Pardon my partiality, but I believe Auburn, IN, is the best place for a collector car event. I have been attending auto events there since the mid-1970’s.
This year’s special meet displayed show cars from the early 1900’s the late 1980’s.I especially enjoyed the cars from the early 1900’s. A 1904 Cadillac runabout provided a glimpse of motoring over 110 years ago. You could step back and imagine sitting in this brass beauty with the wind in your face and bouncing over the crude roads of the day. A 1907 Ford Model N roaster and a 1910 Buick Model 20 were other cars from this era.
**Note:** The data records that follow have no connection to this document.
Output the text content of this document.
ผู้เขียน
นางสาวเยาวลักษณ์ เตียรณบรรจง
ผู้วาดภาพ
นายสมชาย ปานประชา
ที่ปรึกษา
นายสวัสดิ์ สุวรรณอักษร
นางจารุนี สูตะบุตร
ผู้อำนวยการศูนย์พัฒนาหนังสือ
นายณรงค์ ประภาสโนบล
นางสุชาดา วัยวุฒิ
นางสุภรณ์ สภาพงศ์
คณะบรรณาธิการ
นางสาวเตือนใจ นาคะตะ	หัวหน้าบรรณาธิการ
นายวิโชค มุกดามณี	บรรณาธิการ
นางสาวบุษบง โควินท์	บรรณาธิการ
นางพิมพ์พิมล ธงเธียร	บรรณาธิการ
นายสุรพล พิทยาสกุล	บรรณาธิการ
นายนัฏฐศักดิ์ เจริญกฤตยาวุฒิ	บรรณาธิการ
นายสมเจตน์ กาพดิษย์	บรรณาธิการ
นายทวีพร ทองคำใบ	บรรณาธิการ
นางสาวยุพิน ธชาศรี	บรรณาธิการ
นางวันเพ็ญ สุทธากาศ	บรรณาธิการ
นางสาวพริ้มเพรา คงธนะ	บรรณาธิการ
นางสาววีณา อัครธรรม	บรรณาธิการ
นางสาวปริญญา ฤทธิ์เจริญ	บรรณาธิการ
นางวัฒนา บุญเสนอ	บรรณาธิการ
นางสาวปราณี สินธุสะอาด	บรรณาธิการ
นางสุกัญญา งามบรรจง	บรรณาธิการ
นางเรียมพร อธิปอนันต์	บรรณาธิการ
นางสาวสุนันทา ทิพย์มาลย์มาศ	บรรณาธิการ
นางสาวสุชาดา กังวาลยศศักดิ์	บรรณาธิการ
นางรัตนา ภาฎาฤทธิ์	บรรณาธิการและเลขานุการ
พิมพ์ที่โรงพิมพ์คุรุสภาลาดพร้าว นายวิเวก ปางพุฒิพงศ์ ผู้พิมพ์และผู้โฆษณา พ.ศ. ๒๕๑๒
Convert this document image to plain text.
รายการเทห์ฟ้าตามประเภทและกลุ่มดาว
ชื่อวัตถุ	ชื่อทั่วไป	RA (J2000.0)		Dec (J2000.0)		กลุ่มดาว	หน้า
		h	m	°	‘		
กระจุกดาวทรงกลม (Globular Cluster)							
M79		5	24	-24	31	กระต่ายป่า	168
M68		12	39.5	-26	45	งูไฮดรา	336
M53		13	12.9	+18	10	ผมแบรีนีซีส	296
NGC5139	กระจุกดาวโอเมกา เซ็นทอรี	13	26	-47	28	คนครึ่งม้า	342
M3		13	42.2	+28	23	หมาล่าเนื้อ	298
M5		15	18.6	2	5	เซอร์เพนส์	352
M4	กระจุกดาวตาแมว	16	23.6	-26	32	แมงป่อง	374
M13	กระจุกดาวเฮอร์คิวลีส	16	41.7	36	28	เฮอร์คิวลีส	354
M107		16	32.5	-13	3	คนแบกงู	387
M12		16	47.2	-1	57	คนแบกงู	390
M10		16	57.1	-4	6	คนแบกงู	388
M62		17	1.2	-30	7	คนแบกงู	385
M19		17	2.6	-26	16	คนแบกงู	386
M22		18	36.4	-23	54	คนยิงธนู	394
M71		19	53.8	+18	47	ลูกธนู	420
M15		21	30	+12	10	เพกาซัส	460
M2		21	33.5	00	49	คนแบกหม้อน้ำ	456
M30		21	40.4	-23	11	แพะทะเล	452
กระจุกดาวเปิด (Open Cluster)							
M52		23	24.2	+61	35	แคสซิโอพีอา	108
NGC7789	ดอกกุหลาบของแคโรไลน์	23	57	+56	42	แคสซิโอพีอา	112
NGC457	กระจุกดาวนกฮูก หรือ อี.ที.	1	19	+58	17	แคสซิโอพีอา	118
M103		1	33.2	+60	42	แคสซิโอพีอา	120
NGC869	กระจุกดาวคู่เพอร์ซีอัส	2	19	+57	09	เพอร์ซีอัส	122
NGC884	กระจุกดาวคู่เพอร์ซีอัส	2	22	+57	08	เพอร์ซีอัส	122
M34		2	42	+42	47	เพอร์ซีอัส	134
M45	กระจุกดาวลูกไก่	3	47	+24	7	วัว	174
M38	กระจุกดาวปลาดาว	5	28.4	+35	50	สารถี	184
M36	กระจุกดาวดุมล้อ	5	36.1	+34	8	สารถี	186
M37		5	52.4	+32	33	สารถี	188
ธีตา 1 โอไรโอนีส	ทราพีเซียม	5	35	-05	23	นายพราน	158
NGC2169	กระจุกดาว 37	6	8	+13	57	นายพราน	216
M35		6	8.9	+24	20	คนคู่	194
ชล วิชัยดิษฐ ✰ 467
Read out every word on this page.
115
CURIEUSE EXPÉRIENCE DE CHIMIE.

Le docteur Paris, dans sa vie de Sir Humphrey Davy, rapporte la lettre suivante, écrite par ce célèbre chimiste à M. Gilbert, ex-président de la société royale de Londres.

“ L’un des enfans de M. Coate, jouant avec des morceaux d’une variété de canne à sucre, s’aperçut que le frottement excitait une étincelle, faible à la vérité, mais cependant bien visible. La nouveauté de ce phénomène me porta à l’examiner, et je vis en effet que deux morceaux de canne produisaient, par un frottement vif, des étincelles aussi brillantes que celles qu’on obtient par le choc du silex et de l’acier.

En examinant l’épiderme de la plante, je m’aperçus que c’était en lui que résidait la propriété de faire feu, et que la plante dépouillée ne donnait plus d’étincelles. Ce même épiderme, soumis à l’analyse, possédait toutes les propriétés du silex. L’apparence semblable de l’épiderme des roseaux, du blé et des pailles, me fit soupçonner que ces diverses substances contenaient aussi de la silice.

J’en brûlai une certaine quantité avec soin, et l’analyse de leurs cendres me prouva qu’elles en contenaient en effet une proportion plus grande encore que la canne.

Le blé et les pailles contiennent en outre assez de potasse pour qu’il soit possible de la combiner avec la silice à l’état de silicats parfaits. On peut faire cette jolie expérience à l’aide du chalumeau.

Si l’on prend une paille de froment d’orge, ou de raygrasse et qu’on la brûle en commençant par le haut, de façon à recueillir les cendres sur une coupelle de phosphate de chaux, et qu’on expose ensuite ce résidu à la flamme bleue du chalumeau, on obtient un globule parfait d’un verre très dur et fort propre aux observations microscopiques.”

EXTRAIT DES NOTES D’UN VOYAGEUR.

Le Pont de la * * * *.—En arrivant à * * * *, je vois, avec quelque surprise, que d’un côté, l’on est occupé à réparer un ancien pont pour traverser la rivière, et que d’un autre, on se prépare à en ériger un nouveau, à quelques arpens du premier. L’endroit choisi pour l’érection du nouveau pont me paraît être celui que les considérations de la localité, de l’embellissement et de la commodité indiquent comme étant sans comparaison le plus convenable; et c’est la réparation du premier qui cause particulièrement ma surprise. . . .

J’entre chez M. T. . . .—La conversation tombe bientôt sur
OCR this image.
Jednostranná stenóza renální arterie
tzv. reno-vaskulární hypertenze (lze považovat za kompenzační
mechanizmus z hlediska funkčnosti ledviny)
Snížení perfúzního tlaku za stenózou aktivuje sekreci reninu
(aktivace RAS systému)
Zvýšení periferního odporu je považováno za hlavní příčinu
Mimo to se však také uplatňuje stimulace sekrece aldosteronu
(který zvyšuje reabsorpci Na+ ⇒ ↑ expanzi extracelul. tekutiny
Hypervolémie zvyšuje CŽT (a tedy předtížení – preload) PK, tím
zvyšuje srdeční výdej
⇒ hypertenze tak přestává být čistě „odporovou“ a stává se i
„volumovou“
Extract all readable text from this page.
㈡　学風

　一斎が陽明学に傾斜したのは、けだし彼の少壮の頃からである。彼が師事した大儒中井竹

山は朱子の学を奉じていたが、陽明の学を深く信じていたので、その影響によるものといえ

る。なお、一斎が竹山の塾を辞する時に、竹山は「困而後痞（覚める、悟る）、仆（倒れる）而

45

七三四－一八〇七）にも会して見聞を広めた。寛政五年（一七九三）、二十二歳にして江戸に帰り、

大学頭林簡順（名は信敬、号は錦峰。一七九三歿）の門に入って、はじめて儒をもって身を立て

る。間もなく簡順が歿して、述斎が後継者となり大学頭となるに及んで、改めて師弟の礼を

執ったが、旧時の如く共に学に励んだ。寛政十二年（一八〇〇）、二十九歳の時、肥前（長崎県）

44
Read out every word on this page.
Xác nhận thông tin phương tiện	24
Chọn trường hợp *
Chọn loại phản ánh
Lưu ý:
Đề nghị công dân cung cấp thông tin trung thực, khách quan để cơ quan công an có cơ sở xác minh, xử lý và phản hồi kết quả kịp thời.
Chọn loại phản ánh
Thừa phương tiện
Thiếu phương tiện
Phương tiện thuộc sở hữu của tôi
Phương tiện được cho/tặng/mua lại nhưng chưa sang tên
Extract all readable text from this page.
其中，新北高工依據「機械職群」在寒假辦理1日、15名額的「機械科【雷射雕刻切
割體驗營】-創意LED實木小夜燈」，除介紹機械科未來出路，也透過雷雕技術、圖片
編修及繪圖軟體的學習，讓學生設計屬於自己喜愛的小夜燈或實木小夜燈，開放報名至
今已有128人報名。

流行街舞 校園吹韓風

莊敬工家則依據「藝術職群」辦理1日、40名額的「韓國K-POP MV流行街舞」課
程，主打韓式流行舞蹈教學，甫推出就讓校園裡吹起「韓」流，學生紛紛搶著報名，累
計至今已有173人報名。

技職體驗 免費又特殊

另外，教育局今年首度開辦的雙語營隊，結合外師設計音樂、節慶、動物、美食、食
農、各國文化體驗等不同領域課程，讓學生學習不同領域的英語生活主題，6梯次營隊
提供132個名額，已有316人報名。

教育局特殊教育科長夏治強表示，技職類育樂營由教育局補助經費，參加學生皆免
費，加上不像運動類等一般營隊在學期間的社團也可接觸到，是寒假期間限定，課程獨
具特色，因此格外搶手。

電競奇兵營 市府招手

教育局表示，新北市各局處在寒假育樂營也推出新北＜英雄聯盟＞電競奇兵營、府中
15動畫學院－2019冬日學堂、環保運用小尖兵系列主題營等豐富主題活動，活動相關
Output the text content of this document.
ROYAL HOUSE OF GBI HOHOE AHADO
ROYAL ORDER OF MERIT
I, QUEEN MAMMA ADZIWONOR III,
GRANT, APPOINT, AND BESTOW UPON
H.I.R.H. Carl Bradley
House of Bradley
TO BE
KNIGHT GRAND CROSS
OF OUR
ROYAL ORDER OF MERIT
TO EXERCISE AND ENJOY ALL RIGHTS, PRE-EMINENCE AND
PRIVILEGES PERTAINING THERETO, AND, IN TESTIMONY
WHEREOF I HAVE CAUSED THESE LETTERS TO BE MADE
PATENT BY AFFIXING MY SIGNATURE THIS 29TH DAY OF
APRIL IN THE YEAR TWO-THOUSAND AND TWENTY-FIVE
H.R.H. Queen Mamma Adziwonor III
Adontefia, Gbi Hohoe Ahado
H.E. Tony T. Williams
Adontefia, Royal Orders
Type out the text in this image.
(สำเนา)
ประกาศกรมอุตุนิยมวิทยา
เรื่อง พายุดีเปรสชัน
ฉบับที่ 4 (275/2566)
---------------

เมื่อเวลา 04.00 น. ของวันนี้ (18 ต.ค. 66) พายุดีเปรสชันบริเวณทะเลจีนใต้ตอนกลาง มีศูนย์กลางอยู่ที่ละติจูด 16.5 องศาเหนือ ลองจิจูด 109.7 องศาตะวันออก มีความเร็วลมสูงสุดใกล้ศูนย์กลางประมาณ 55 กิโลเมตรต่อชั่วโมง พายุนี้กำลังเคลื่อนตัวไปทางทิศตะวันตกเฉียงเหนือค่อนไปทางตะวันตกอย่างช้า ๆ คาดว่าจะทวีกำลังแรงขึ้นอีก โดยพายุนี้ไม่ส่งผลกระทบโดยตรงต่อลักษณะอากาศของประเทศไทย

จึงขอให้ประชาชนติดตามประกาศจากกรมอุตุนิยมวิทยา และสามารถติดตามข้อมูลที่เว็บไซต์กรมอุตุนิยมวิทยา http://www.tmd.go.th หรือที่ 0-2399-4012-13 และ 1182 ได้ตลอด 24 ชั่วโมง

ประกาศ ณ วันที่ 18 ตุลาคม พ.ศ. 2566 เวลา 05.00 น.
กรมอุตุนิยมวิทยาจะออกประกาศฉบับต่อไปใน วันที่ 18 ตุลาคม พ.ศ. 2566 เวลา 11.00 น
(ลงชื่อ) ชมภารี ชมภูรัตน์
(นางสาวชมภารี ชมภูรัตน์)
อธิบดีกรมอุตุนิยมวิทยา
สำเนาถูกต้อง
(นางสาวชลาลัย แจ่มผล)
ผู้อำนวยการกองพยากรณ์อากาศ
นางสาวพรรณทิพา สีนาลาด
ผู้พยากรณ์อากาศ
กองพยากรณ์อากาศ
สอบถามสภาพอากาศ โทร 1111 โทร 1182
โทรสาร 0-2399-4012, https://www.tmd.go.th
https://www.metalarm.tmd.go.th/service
Auburn, Cord, Duesenberg, Haynes, Marmon, Studebaker, and Stutz represented Indiana-built cars. One particularly flashy Indiana-built car was a 1928 Auburn boat-tail speedster. This breath-taking black and red beauty attracted attention all day. A number of Studebaker Golden Hawks showed the other end of these makes.
The auction provided a great sampling of cars from reasonably priced drivers to fully turned-out exotic cars.
Everywhere you turned there was another example of cars from our early days of motoring. It is interesting how our tastes in autos change over the years. Whether you’re interested in perusing or purchasing a collector car the AACA Special Meet in Auburn, Indiana is the meet to attend.